L’épouvante
est au coin de la rue. Ou pourquoi pas dans un vestiaire de piscine
quasi désert. Les protagonistes : d’un côté
trois marmots, trois quatre ans tout au plus, grands yeux bleus et
tignasse blonde toute bouclée, les bras dans les brassards à fleurs ou à
canards selon le sexe. De l’autre, un homme à la
stature impressionnante, mal rasé, crâne tondu, l’œil noir – façon
de parler, ce quasi cyclope en a quand même deux. Et voilà que ces trois
marmots, que je ne connais ni d’Eve ni d’Adam, car même
en slip de bain vous m’avez reconnu, se précipitent vers moi en
battant des ailes comme des canetons – impossible en effet avec ces
brassards de garder les bras le long du corps. En quelques
secondes, je suis cerné. Ils sont trois, donc ; deux garçons et une
fille, ou plutôt un garçon et deux vrais jumeaux de sexe différent, mais
oui je sais bien que ça n’existe pas mais je sais
bien aussi ce que j’ai vu : deux enfants identiques, je dis bien
identiques, sauf par le sexe. A moins que les parents n’aient trouvé que
le travestissement de l’un pour le distinguer de
l’autre, qui sait. En tout cas ils ont le même visage avec ces
grands yeux bleus écartés sous les mêmes bouclettes blondes. D’ailleurs
l’autre garçon a aussi le même visage, mais ses bouclettes
sont un peu plus foncées et il est un peu plus grand. Ou plutôt un
peu moins petit. Quelles sont leurs intentions ? Leurs visages sont
souriants, mais ça n’est pas rassurant pour autant.

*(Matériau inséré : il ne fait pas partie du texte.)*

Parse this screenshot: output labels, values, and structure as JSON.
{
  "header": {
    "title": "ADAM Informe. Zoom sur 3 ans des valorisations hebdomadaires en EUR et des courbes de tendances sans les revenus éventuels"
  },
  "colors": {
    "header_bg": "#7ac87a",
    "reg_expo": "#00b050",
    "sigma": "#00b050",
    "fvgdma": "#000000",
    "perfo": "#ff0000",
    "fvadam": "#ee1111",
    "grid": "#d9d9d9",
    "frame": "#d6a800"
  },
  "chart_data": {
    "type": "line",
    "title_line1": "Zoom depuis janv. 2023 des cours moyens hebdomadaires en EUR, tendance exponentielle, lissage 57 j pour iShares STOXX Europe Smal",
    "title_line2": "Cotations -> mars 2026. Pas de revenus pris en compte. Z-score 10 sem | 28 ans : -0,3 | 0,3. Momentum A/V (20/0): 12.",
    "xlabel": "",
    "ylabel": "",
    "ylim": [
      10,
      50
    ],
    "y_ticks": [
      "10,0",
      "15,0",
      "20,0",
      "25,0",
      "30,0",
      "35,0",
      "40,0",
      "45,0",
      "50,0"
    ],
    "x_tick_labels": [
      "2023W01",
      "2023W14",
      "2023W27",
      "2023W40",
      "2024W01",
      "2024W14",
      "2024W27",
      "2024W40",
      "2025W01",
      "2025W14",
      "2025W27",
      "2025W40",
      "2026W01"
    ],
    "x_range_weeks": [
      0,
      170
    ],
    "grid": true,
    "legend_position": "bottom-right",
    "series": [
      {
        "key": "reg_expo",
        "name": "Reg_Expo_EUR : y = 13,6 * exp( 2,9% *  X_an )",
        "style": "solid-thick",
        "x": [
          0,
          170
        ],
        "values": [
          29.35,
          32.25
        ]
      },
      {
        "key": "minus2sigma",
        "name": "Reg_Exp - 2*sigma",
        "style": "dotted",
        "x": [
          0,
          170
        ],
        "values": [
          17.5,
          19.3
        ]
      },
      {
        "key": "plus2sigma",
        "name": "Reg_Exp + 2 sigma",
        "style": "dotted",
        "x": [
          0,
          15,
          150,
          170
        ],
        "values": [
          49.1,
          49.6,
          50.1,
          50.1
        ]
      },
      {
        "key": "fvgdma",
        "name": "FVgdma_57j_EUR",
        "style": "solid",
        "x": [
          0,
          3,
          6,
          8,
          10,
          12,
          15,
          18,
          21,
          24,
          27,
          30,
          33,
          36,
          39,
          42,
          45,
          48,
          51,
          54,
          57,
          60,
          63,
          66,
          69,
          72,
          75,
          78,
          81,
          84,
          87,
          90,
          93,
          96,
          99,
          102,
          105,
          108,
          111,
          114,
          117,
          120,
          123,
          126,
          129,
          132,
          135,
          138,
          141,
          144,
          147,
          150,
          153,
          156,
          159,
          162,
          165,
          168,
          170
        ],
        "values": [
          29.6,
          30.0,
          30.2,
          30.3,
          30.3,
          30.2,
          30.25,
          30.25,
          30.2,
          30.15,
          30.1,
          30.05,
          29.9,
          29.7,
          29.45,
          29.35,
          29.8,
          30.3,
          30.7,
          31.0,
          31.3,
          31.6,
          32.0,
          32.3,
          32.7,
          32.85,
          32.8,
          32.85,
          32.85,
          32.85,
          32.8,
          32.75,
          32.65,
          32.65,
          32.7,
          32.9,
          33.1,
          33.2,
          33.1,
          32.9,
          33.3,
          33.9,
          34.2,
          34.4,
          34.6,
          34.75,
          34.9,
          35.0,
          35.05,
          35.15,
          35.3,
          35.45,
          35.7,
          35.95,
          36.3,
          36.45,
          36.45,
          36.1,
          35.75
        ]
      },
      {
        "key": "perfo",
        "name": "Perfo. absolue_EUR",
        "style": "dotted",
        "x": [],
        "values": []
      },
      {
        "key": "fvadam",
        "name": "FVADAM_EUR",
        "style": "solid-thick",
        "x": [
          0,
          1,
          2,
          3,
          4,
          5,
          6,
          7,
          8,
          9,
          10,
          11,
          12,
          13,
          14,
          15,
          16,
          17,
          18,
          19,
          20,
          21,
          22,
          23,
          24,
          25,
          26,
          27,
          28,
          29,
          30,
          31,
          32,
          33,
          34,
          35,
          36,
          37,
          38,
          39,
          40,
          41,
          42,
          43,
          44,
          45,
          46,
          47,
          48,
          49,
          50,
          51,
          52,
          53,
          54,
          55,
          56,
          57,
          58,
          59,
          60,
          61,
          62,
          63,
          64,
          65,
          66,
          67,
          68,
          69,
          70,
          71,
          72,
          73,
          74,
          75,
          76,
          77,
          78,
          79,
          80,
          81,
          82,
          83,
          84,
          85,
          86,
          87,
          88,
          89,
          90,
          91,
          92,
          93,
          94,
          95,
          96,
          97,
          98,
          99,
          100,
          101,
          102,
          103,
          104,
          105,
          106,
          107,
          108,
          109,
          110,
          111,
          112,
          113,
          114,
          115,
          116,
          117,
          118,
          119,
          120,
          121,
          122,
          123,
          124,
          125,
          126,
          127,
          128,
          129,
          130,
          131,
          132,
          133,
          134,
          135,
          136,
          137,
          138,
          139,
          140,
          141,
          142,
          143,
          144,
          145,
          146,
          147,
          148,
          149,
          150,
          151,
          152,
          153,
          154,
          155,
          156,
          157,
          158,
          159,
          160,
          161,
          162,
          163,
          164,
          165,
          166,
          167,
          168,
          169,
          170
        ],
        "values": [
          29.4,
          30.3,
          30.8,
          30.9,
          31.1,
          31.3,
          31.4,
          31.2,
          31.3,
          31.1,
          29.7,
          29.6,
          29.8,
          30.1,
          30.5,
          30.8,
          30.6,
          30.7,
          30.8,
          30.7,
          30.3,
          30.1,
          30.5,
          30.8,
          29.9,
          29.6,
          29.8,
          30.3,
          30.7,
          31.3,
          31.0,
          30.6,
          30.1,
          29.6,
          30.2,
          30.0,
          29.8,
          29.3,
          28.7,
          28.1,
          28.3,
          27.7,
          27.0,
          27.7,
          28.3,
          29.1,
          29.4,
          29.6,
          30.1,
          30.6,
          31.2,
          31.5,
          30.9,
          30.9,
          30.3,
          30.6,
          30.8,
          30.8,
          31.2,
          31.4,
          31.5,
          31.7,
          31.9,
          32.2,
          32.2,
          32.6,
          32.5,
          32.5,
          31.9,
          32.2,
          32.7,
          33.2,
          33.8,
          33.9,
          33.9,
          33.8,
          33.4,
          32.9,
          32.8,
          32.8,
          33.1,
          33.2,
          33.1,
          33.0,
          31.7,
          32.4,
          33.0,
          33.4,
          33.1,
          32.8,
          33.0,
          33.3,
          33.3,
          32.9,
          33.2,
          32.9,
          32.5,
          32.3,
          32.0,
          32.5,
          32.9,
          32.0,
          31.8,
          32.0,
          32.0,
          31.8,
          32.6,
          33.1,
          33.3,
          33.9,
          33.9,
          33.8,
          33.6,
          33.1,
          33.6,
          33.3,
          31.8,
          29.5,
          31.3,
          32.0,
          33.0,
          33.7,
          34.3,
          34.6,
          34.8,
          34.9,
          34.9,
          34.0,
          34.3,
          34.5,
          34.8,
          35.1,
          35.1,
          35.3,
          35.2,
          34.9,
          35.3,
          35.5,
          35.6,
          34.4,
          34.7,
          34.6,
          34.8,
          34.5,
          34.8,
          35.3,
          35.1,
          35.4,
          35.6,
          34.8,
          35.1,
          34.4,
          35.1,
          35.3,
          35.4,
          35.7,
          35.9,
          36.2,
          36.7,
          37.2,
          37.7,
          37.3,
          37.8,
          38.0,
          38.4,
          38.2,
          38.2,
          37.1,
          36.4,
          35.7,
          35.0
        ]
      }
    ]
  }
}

Qu’ont-ils besoin de sourire, d’ailleurs ? Qu’y a-t-il de si
réjouissant dans leur situation, seuls dans un vestiaire de piscine avec
un géant inconnu ? Mais déjà et sans tarder ils ont
pris la parole. Ils s’expriment dans un français châtié. Malgré leur
très jeune âge, ce n’est pas à eux que viendrait l’idée de tutoyer un
monsieur inconnu. Leurs intentions, à les entendre,
c’est de connaître les miennes. « Alors vous venez à la piscine ? »
« Pour quoi faire ? » « Vous avez fini ? » « Votre voiture, elle est de
la
marque Citroën ? » « Vous prenez vos chaussures ? » (En effet, je
suis en train de prendre mes chaussures, c’est contre mon casier que le
trio m’a acculé.) « C’est
une Peugeot, votre voiture ? » Et tout ça sans cesser de me fixer de
leurs immenses yeux bleus au-dessus du même sourire imperturbable.
Heureusement j’ai pu me glisser avec mes affaires
dans l’interstice d’une cabine toute proche.